Кочубей - Даниил Мордовцев 16 стр.


- Да, толкуй! Ево, чёрта, и ладаном не выкуришь.

Внимание скучающих рейтаров привлекает один украинец, совсем голый, но в высокой смушковой шайке набекрень. Вместо рубахи и штанов на нём красуется полотенце, расшитое красными узорами и обмотанное вокруг голого тела так, как это принято у новозеландцев. Он стоит около сидящего на земле слепого нищего с бандурою в руках и о чём-то упрашивает его. Рейтары тоже подходят.

- Та заспивай бо, старче Божий! - упрашивает голяк.

- Та про кого? - спрашивает слепец.

- Та про батька ж, Палия, заспивай, голубе сивый!

- Та спивайте бо, дядьку! Чого боитесь! - упрашивают другие, собравшиеся кучкой около старца, - Мазепа не почуе, а почуе, так послуха...

- Та нам що Мазепа! Мазепа не наш, вин тогобочный! - протестуют новые голоса. - Спивайте, дядьку! От и москали послухают (это к рейтерам: рейтары улыбаются дружелюбно).

- Спой, дедушка, не бойся: мы свои люди! - говорит один рейтар.

- Вашей веры, мы, православные, - подтверждает другой.

Слепой нищий, это тот лирник, которого мы уже видели в Батурине на дворе Кочубеев, не поднимая своей старой слепой головы, тихо перебирает пальцами по струнам бандуры.
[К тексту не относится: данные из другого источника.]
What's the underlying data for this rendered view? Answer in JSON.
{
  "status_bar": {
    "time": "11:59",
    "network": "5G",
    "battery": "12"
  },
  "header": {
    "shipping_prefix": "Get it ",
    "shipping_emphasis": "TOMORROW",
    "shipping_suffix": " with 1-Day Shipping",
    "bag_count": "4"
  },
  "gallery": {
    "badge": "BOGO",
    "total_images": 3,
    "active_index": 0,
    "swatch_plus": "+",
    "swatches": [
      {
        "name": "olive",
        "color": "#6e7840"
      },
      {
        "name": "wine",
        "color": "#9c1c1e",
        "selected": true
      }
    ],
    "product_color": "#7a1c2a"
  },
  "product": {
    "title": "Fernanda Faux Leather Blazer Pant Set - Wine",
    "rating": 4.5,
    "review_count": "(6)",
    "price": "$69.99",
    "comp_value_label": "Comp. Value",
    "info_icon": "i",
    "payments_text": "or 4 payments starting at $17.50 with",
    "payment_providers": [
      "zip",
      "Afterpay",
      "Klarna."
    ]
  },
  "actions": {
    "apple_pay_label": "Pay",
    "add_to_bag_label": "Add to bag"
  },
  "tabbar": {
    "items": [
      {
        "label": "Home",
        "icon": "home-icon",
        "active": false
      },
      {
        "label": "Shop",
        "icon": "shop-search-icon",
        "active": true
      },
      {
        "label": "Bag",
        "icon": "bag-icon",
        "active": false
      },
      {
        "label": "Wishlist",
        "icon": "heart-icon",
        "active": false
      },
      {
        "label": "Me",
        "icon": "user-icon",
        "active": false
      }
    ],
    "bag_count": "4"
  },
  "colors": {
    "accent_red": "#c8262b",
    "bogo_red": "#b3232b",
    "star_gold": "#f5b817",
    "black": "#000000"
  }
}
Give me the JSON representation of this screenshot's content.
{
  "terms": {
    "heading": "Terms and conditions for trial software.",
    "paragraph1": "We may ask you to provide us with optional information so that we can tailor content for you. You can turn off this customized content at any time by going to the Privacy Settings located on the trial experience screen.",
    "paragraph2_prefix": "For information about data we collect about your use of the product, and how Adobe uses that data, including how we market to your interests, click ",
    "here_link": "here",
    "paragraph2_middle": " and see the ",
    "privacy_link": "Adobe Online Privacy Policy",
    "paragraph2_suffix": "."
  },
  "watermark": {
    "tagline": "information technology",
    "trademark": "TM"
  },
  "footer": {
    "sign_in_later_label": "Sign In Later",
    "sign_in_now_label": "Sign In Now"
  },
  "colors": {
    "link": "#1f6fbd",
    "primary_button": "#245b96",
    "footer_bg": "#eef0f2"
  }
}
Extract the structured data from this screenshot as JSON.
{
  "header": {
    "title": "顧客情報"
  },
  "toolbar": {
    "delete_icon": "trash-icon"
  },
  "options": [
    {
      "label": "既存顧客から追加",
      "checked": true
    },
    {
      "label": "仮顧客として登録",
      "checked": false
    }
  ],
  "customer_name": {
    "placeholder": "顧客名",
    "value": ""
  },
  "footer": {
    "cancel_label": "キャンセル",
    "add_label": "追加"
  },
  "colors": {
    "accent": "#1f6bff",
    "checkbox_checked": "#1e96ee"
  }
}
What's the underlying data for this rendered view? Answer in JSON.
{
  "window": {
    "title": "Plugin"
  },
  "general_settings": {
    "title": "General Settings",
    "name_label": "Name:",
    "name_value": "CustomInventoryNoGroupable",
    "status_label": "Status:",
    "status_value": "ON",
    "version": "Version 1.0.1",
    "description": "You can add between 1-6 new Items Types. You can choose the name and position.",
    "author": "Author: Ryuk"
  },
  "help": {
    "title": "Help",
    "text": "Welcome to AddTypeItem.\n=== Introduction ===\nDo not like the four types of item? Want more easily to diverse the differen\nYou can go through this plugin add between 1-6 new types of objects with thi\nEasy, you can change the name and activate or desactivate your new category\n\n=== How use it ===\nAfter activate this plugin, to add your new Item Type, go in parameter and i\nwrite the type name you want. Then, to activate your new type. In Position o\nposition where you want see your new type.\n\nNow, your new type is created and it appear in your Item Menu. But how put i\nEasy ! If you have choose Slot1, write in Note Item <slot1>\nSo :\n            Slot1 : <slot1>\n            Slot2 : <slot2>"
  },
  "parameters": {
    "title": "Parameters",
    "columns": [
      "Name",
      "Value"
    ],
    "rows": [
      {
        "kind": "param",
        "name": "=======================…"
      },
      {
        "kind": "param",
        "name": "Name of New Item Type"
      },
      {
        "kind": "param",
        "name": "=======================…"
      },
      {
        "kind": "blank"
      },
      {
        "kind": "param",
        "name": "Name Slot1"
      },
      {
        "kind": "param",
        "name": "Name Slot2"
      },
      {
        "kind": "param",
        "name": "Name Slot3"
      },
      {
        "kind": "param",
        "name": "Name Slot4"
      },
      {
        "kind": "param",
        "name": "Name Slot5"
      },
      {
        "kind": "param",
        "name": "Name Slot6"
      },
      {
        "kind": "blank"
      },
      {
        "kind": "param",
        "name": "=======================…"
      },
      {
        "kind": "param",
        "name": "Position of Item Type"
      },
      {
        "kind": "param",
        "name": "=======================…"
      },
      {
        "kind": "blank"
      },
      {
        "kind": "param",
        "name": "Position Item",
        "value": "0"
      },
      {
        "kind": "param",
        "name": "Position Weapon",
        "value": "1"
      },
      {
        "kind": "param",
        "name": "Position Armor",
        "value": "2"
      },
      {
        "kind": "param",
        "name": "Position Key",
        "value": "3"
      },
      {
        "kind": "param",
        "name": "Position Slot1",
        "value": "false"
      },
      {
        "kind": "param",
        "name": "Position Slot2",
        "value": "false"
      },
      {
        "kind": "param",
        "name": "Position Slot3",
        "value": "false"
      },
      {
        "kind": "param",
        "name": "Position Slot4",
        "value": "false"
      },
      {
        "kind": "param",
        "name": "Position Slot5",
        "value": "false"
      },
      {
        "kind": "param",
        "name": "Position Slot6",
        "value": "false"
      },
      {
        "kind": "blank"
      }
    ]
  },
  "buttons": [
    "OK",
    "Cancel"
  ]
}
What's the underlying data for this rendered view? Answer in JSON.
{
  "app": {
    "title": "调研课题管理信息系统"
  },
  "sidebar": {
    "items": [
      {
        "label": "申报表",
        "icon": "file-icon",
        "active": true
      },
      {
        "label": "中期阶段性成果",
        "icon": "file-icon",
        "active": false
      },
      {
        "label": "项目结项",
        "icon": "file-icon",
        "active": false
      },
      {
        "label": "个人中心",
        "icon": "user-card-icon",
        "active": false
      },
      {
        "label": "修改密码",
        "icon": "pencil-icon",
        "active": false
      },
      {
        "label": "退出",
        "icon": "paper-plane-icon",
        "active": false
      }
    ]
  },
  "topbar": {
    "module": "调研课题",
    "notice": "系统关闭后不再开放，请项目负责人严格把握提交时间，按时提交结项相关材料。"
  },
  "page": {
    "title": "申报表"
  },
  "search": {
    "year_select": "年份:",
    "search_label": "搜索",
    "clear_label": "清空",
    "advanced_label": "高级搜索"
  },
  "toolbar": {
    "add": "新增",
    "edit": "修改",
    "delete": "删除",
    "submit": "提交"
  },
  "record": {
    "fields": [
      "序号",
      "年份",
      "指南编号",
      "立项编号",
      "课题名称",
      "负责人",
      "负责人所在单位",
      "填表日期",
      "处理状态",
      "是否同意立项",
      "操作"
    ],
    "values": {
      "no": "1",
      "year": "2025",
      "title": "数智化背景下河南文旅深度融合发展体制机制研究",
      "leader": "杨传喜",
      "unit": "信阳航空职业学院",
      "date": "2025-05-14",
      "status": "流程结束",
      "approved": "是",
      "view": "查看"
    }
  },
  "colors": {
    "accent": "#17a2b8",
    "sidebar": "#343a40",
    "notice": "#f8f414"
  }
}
Вдруг он Начинает мотать головой из стороны в сторону, словно бы плакать ему захотелось, быстро перебегает левой рукой по ладам бандуры.

Слышится только треньканье бандуры.

Кто не слыхал пения кобзаря в Малороссии, где-нибудь на рынке, или, в праздничный день, на улице, на свободной громадской сходке, тот не в состоянии будет представить себе, какое неотразимое влияние имеет эта простая, детски-наивная поэзия на слушателей, как могущественно властвует над сердцем толпы бесхитростное слово песни, а в особенности её музыка. Это особенная музыка, не песенная, не хороводная, не уличная, а музыка "дум" и "духовных стихов": в ней большею частью звучит глубокая грусть; в ней для каждого слушателя отчётливо плачет его собственное горе, а у кого в жизни не висело оно на вороту в той или иной форме!.. Мазепа погубил Палия: каждому жаль Палия; но в плаче кобзаря о Палие каждому слышится и свой плач: все из этой толпы когда-либо плакали, и в плаче кобзаря непременно прозвучит для каждого хоть одна нота этого, для каждого "своего" плаканья...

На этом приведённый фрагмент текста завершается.